New research published online has found that evolocumab (Repatha, Amgen, Inc.) would need significant price reductions in order to meet a measure of cost-effectiveness for certain patients—even when taking into account the proven cardiovascular benefit of the proprotein convertase subtilisin/kexin type 9 (PCSK9) inhibitor shown in Amgen’s FOURIER outcomes trial.
In the study's simulation, adding evolocumab to statin therapy for all eligible U.S. adults would prevent nearly 2.9 million more major cardiovascular adverse events than the pairing of the commonly used ezetimibe with statins. Yet evolocumab’s annual list cost would need to come down by 71% to meet the cost-effectiveness threshold used by the study's authors.
Amgen has faced pushback from payers on the relatively high annual cost of evolocumab (roughly $14,000 a year), and both evolocumab as well as a rival PCSK9 inhibitor, alirocumab (Praluent, Sanofi/Regeneron Pharmaceuticals), have struggled to gain traction on the market despite superior efficacy in lowering low-density lipoprotein-cholesterol (LDL-C), according to a recent BioPharma Dive article.
The slow starts for both PCSK9 inhibitors reflect both the tightening pricing environment in the U.S. as well as the state of the current cholesterol-lowering market. Statins—previously blockbuster branded products—are now generic and cheap, making it more difficult for the PCSK9 drugs to stand out on their LDL-C–lowering abilities alone.
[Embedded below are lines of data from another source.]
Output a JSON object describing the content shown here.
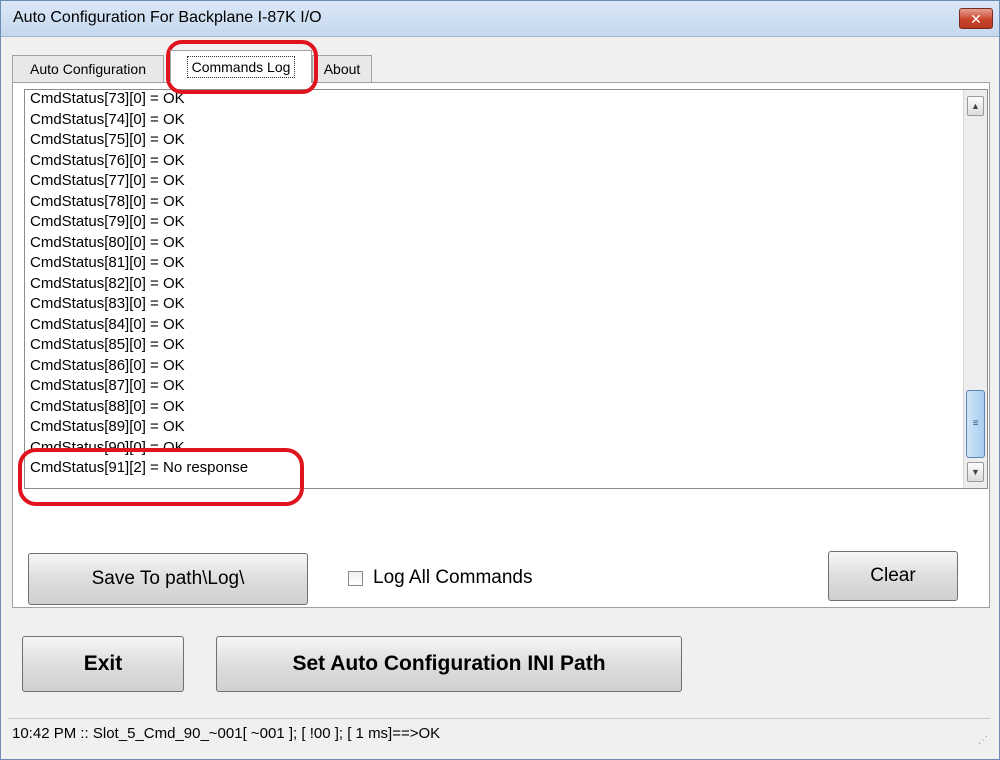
{
  "window": {
    "title": "Auto Configuration For Backplane I-87K I/O",
    "close_icon": "close-icon"
  },
  "tabs": [
    {
      "label": "Auto Configuration",
      "active": false
    },
    {
      "label": "Commands Log",
      "active": true
    },
    {
      "label": "About",
      "active": false
    }
  ],
  "log": {
    "lines": [
      "CmdStatus[73][0] = OK",
      "CmdStatus[74][0] = OK",
      "CmdStatus[75][0] = OK",
      "CmdStatus[76][0] = OK",
      "CmdStatus[77][0] = OK",
      "CmdStatus[78][0] = OK",
      "CmdStatus[79][0] = OK",
      "CmdStatus[80][0] = OK",
      "CmdStatus[81][0] = OK",
      "CmdStatus[82][0] = OK",
      "CmdStatus[83][0] = OK",
      "CmdStatus[84][0] = OK",
      "CmdStatus[85][0] = OK",
      "CmdStatus[86][0] = OK",
      "CmdStatus[87][0] = OK",
      "CmdStatus[88][0] = OK",
      "CmdStatus[89][0] = OK",
      "CmdStatus[90][0] = OK",
      "CmdStatus[91][2] = No response"
    ],
    "scroll_up_icon": "▲",
    "scroll_down_icon": "▼",
    "thumb_grip": "≡"
  },
  "controls": {
    "save_label": "Save To path\\Log\\",
    "log_all_label": "Log All Commands",
    "log_all_checked": false,
    "clear_label": "Clear"
  },
  "bottom": {
    "exit_label": "Exit",
    "set_path_label": "Set Auto Configuration INI Path"
  },
  "status": {
    "text": "10:42 PM :: Slot_5_Cmd_90_~001[ ~001 ]; [ !00 ]; [ 1 ms]==>OK"
  },
  "colors": {
    "annotation": "#e0141e",
    "titlebar": "#c5d8ee",
    "close_button": "#c8452d"
  }
}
Cost analyses continue to highlight the cost of evolocumab and alirocumab as a potential hurdle, the article states.
The latest study, published as a research letter in the Journal of the American Medical Association, updated a previous 2016 analysis to reflect the impact of the FOURIER results on the cost-effectiveness of evolocumab and the PCSK9 class more broadly.
Looking only at patients with atherosclerotic cardiovascular disease who are already taking statins, the current average annual list price for PCSK9 inhibitors exceeded the study's targeted threshold of $100,000 per quality-adjusted life year (QALY)—a commonly used, if controversial, benchmark.
"The 71% price reduction required to make PCSK9 inhibitor therapy cost-effective is greater than the 25% to 30% discounts typically offered by manufacturers," the study authors wrote, citing a March article from Reuters, which reported that Amgen sells evolocumab at a discount of about 30% to its annual list price.
Amgen disputes the finding, highlighting that list prices don't reflect the average net cost payers end up paying.
"Several published analyses have shown value-based price ranges that support our current average net selling price, which has been incorporated in several value-based arrangements with payers," Amgen said in an emailed statement to BioPharma Dive. "Key differences that need to be considered are real-world event rates and value for patient life years in the U.S."
Sales of evolocumab totaled $83 million in the second quarter, $60 million of which was earned in the U.S. market. The FDA is expected to decide by early December on whether to update evolocumab’s label to include the FOURIER results—a potential competitive advantage that could boost sales. An expanded label would allow Amgen to market the drug's cardiovascular benefit directly to physicians and patients.
In comparison, alirocumab pulled in only $26 million in U.S. sales last quarter, hampered by "significant payer utilization management restrictions," the article said.
Amgen has conducted its own cost-effectiveness study in partnership with cardiologists and expects the results to be published soon.